Но наденьте сюртук, замкните в достойную легкость силы, легко несущей балласт знания, - присоединится нечто от профессора в высшем стиле; этим изяществом профессорского "теню" владел некогда, еще не пораженный ударом, профессор К.А.Тимирязев, когда он по традициям чтения на университетском акте, появился на кафедре, держа треуголку и алея... лентой, изящно надетой через плечо (?!). Он так надел "ленту", что она пропела "красным цветом Марсельезы" на нем.

Дико - парадоксально (рикошет - необычайный!): Тимирязев - и - Рудольф Штейнер! А что-то в одной из десятков граней было общее: легкий, тонкий, изящный, но... мужественный.

Вот только с чем, из виданных мною, сравню иссеченность резцом лица доктора? Видел я такое лицо раз - в Монреальском соборе(177): молящийся прелат в лиловом шелку с лицом, как вырезанным из камня (камея); но просеките это лицо лицом Эразма Роттердамского, которому надо сильно убавить нос; "плюс" - мысленно присоединяю лицо бритого кайруанского дервиша, заклинателя змей; на трех этих лицах как на трех осях координатной системы строю жест лица; и что-то получается; а то оно разбито многими десятками портретов; в каждом - одна только черта лица, а не лицо.

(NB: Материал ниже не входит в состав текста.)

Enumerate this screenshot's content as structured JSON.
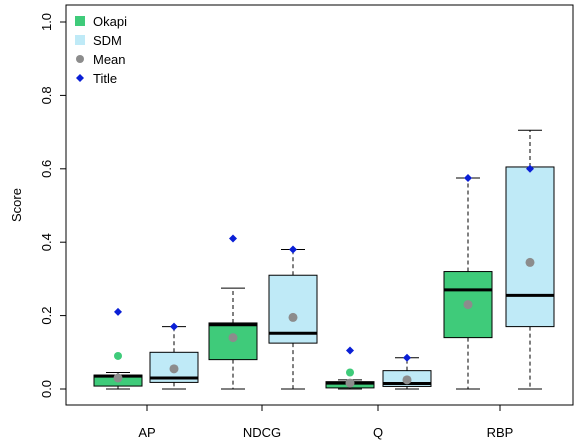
{
  "chart_data": {
    "type": "box",
    "categories": [
      "AP",
      "NDCG",
      "Q",
      "RBP"
    ],
    "ylabel": "Score",
    "ylim": [
      0.0,
      1.0
    ],
    "yticks": [
      "0.0",
      "0.2",
      "0.4",
      "0.6",
      "0.8",
      "1.0"
    ],
    "legend_position": "top-left",
    "legend": [
      {
        "label": "Okapi",
        "symbol": "square",
        "color": "#3fcb7a"
      },
      {
        "label": "SDM",
        "symbol": "square",
        "color": "#bfeaf7"
      },
      {
        "label": "Mean",
        "symbol": "circle",
        "color": "#8c8c8c"
      },
      {
        "label": "Title",
        "symbol": "diamond",
        "color": "#0a1fd6"
      }
    ],
    "series": [
      {
        "name": "Okapi",
        "color": "#3fcb7a",
        "boxes": [
          {
            "min": 0.0,
            "q1": 0.008,
            "median": 0.035,
            "q3": 0.038,
            "max": 0.045,
            "mean": 0.03,
            "title": 0.21,
            "outlier": 0.09
          },
          {
            "min": 0.0,
            "q1": 0.08,
            "median": 0.175,
            "q3": 0.18,
            "max": 0.275,
            "mean": 0.14,
            "title": 0.41
          },
          {
            "min": 0.0,
            "q1": 0.003,
            "median": 0.016,
            "q3": 0.02,
            "max": 0.025,
            "mean": 0.016,
            "title": 0.105,
            "outlier": 0.045
          },
          {
            "min": 0.0,
            "q1": 0.14,
            "median": 0.27,
            "q3": 0.32,
            "max": 0.575,
            "mean": 0.23,
            "title": 0.575
          }
        ]
      },
      {
        "name": "SDM",
        "color": "#bfeaf7",
        "boxes": [
          {
            "min": 0.0,
            "q1": 0.018,
            "median": 0.03,
            "q3": 0.1,
            "max": 0.17,
            "mean": 0.055,
            "title": 0.17
          },
          {
            "min": 0.0,
            "q1": 0.125,
            "median": 0.152,
            "q3": 0.31,
            "max": 0.38,
            "mean": 0.195,
            "title": 0.38
          },
          {
            "min": 0.0,
            "q1": 0.007,
            "median": 0.015,
            "q3": 0.05,
            "max": 0.085,
            "mean": 0.025,
            "title": 0.085
          },
          {
            "min": 0.0,
            "q1": 0.17,
            "median": 0.255,
            "q3": 0.605,
            "max": 0.705,
            "mean": 0.345,
            "title": 0.6
          }
        ]
      }
    ]
  }
}
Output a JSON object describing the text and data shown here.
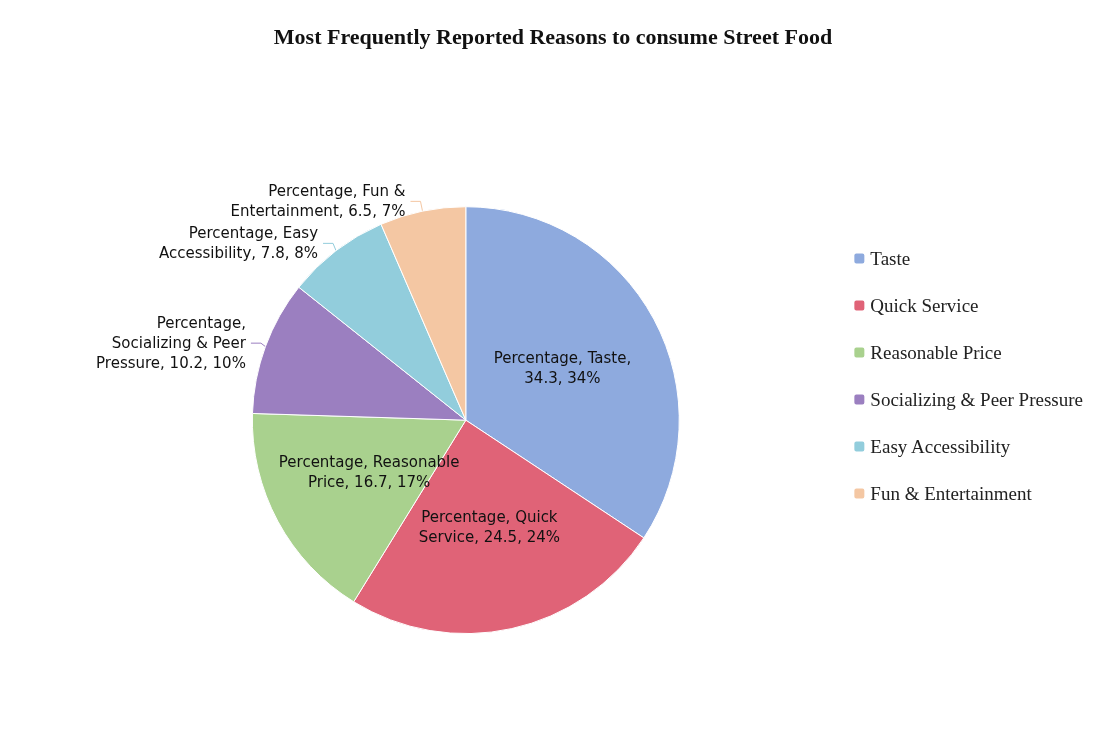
{
  "chart_data": {
    "type": "pie",
    "title": "Most Frequently Reported Reasons to consume Street Food",
    "categories": [
      "Taste",
      "Quick Service",
      "Reasonable Price",
      "Socializing & Peer Pressure",
      "Easy Accessibility",
      "Fun & Entertainment"
    ],
    "values": [
      34.3,
      24.5,
      16.7,
      10.2,
      7.8,
      6.5
    ],
    "colors": [
      "#8eaade",
      "#e06377",
      "#a9d18e",
      "#9b7fc0",
      "#92cddc",
      "#f4c7a3"
    ],
    "value_labels": [
      "Percentage, Taste, 34.3, 34%",
      "Percentage, Quick Service, 24.5, 24%",
      "Percentage, Reasonable Price, 16.7, 17%",
      "Percentage, Socializing & Peer Pressure, 10.2, 10%",
      "Percentage, Easy Accessibility, 7.8, 8%",
      "Percentage, Fun & Entertainment, 6.5, 7%"
    ],
    "legend": "right"
  }
}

Но с чем сравню смех (явный или сдержанный)? Не видел такого смеха: не "ГРОХОТ - ХОХОТ" Владимира Соловьева, конечно, а все же - любовь к каламбурам, вплетенным в серьезнейшее, посерьезнейшее порой закрывающим: у Соловьева в смехе был страшен рот, а у доктора делался совершенно пленителен - до впечатления расцветающей розы.

Глаза - грустные; вблизи - маленькие, черные, издали порою во все лицо; и - бриллиантовые; падающая порою на лоб прядь и встрях головы, ее сметающей, - что-то от композитора; и минутами в патетике чисто музыкальной отдачи себя теме, я подмечал там в докторе жест выражения, виданный мной в одном из портретом Бетховена (ничего общего в отдельностях черт лица).

Все эти, мной накладываеыме краски, даны еще в одном нюансе, в нюансе "сказочности".

"Добрый сказочник" как-то умягчал "софиста", "однодума", "многострунного", "забияку", "оратора", "молчальника", "мима", "профессора", "мейстера"; целое из всех этих граней - в мягкогрустной, тихой сказке.

Нет, - бросаю попытку дать "негатив" портрета рикошетами от других личностей.